The state authorization fiasco in California is the sort of unintended consequence that can occur when policy makers impose rules only on one sector of higher education, writes Steve Gunderson.

August 1, 2019
 
 
Education Secretary Betsy DeVos

Secretary of Education Betsy DeVos recently put as many as 80,000 students who live in California but attend an out-of-state public or nonprofit postsecondary school in peril. But it wasn't her fault! A federal court earlier this year ordered the U.S. Department of Education to enforce an Obama-era law on state authorization for online programs despite the Trump administration’s repeatedly stated concerns with the rule’s unintended consequences and attempts to pause implementation of the rule until next year to rewrite it.

The department’s state authorization rule, which became effective in May, requires a state to have a complaint process in place for their residents who are enrolled in online programs that originate from a postsecondary institution in another state. Alternatively, a state could participate in a reciprocity agreement that would satisfy this requirement, though California has decided to be the single holdout state to participate in such a compact.

In its continuous effort to single out for-profit colleges, California created a complaint process aimed solely at for-profits that enroll California residents. The law does not apply to out-of-state public and nonprofit schools. As a result, under the state authorization rule now in effect, the department has said public and nonprofit schools located outside California are no longer allowed to provide federal financial aid (like Pell Grants and federal student loans) to California residents who are enrolled in online programs. It remains unclear whether the department intends to claw back from these public and nonprofit colleges the millions of dollars they provided to their California students from when the rule took effect.

No one wins in situations like this. But there is an important message here for all policy makers, especially those in California, as they seek to resolve this difficult situation. Higher education policy is complex on its own merit. But when policy makers begin creating and imposing rules for only one sector of higher education, they risk creating the kind of situations these colleges and students now face. In some ways, it is the greatest of irony that the for-profit sector complies with the state authorization rule and can theoretically serve students online from anywhere in the nation while the public and private nonprofit schools no longer can do so and award federal financial aid to their California students.

California has a great and diverse higher education delivery system made up of public, nonprofit and for-profit institutions. But California’s policy makers in Sacramento have consistently attacked the proprietary sector, most of which are family-owned colleges providing postsecondary career education and not liberal arts degrees.

Current Education Department data show that no fewer than 329 for-profit institutions in California served 342,345 students in 2016-17. The current California Legislature has considered multiple legislative attacks on these colleges. In essence, some legislators want to impose on California for-profits laws that are now being eliminated for similar institutions in all other states. Unfortunately, a small group of policy makers want the for-profit sector eliminated -- no matter how good their programs and outcomes might be. For example, The Chronicle of Higher Education’s College Completion website shows that California’s two-year for-profit colleges have a 67.5 percent graduation rate, while the state’s two-year public schools have a 26.2 percent graduation rate.
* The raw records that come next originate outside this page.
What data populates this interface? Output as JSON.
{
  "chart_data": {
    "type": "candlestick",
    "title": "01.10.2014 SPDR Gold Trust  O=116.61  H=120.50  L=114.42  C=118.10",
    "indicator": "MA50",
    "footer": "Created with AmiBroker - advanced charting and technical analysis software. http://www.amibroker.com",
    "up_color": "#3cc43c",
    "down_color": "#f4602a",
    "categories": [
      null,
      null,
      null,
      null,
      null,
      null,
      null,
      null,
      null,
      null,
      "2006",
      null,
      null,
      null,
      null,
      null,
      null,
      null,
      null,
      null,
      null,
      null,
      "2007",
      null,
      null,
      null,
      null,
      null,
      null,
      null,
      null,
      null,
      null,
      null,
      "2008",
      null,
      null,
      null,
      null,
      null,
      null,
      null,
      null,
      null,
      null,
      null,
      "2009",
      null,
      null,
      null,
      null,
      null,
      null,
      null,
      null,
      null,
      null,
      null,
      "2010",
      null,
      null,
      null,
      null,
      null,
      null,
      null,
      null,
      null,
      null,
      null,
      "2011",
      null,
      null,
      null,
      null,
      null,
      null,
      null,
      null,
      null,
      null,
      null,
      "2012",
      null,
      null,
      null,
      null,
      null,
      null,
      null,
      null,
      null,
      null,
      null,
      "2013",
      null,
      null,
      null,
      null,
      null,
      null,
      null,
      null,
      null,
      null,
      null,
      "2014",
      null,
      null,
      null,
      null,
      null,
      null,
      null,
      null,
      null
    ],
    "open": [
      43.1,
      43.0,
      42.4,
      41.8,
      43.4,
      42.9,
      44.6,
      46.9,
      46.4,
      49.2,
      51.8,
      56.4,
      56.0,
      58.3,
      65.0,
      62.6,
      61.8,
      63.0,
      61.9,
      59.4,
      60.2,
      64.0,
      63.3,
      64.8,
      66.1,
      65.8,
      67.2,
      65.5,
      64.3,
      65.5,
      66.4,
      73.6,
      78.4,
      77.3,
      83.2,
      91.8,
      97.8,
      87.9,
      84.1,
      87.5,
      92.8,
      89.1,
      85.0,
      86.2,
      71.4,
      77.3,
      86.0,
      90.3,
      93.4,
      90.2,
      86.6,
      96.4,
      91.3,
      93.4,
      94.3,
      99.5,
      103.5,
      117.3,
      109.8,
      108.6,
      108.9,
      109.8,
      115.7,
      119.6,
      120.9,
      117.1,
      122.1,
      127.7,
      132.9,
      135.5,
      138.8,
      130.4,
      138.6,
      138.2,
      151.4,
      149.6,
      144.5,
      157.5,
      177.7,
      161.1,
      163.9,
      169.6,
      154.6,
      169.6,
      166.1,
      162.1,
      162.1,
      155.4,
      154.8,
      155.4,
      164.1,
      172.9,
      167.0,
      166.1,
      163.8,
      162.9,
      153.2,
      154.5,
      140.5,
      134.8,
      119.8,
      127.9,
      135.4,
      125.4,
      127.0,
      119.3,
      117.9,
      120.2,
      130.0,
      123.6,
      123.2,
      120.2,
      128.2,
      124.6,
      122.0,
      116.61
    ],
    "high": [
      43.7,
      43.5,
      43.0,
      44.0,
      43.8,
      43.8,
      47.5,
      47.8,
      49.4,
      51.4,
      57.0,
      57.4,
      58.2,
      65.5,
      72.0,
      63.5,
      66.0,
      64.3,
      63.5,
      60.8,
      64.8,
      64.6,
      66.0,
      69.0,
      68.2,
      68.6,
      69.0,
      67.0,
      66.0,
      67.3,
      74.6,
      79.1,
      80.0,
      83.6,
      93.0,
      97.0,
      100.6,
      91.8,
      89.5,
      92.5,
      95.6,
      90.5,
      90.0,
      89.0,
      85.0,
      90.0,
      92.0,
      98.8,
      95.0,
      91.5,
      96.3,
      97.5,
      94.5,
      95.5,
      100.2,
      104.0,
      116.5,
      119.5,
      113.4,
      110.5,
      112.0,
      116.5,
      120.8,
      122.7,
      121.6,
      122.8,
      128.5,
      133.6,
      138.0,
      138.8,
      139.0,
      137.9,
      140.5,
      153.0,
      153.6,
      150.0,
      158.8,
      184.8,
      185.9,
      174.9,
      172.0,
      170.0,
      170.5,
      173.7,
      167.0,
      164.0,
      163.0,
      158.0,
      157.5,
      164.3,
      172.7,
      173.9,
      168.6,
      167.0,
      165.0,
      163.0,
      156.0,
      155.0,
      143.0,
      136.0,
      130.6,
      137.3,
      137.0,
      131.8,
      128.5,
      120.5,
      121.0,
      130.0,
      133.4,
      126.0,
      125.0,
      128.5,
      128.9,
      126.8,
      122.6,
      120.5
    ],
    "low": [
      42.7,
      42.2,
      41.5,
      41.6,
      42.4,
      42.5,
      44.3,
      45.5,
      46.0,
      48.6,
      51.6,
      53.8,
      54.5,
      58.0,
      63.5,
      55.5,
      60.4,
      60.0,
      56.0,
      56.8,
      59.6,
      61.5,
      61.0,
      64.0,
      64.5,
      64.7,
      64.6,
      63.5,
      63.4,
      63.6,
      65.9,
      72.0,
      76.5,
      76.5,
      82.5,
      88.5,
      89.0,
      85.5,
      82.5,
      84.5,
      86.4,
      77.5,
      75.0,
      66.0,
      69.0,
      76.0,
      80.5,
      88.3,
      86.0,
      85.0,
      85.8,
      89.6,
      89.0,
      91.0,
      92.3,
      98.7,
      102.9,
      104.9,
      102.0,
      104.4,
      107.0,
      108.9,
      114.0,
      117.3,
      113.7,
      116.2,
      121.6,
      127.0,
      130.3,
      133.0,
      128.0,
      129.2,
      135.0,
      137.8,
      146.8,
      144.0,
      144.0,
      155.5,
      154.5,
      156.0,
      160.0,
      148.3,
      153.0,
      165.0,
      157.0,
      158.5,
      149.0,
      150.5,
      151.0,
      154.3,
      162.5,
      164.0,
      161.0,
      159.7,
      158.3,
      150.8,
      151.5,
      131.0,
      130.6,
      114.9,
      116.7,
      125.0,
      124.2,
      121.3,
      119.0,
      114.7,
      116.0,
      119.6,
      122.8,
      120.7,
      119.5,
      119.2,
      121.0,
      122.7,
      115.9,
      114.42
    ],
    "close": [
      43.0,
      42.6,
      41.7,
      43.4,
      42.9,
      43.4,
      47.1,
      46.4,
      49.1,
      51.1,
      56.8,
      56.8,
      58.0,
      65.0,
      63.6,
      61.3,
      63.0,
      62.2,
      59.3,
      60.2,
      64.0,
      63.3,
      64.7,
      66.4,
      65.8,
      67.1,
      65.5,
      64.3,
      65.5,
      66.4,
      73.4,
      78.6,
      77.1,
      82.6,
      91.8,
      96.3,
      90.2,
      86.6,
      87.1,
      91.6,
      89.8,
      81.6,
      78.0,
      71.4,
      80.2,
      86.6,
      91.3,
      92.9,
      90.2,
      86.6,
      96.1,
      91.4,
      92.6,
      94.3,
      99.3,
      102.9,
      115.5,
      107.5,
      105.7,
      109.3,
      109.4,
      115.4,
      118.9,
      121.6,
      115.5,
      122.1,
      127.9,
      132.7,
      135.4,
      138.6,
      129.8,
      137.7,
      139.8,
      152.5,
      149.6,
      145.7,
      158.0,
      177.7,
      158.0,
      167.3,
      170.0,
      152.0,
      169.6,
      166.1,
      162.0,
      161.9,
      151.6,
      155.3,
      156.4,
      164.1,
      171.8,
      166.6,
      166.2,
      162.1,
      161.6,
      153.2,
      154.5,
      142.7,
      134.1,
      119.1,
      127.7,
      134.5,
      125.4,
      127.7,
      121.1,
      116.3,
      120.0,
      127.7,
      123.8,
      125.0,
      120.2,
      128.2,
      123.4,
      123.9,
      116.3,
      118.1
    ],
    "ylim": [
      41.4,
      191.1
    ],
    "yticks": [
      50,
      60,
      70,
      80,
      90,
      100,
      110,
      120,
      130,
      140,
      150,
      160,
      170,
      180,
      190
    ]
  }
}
For some time, the nation’s -- and California’s -- for-profit colleges have advocated for one set of rules for all of higher education. Our sector is willing to comply and compete with any other college on an equal and fair basis. Today, every state Legislature and the U.S. Congress should be establishing minimum outcome metrics for every program in every college, regardless of the corporate tax structure. A poor-performing program does not serve the students or the taxpayers well -- irrespective of the institution’s tax status.

Today, we see the negative impact of selective governance in the state authorization rule. If California’s Legislature had established a complaint process for all students enrolled at any postsecondary school, there would be no problems for these 80,000 students. But selective regulation -- based on ideology alone -- results in unfair and inconsistent policies and unintended consequences that harm students.

Now is a good time for all parties and all sides in higher education to set aside the ideological debates of the past and establish a common set of rules for all colleges -- and for all students they serve. If California had done so, thousands of students now losing access to millions in federal financial aid could focus on their studies rather than whether they can even afford to attend college.

Bio

Steve Gunderson is the president and CEO of Career Education Colleges and Universities. He is a former member of Congress who served on the Education Committee from 1980 to 1996.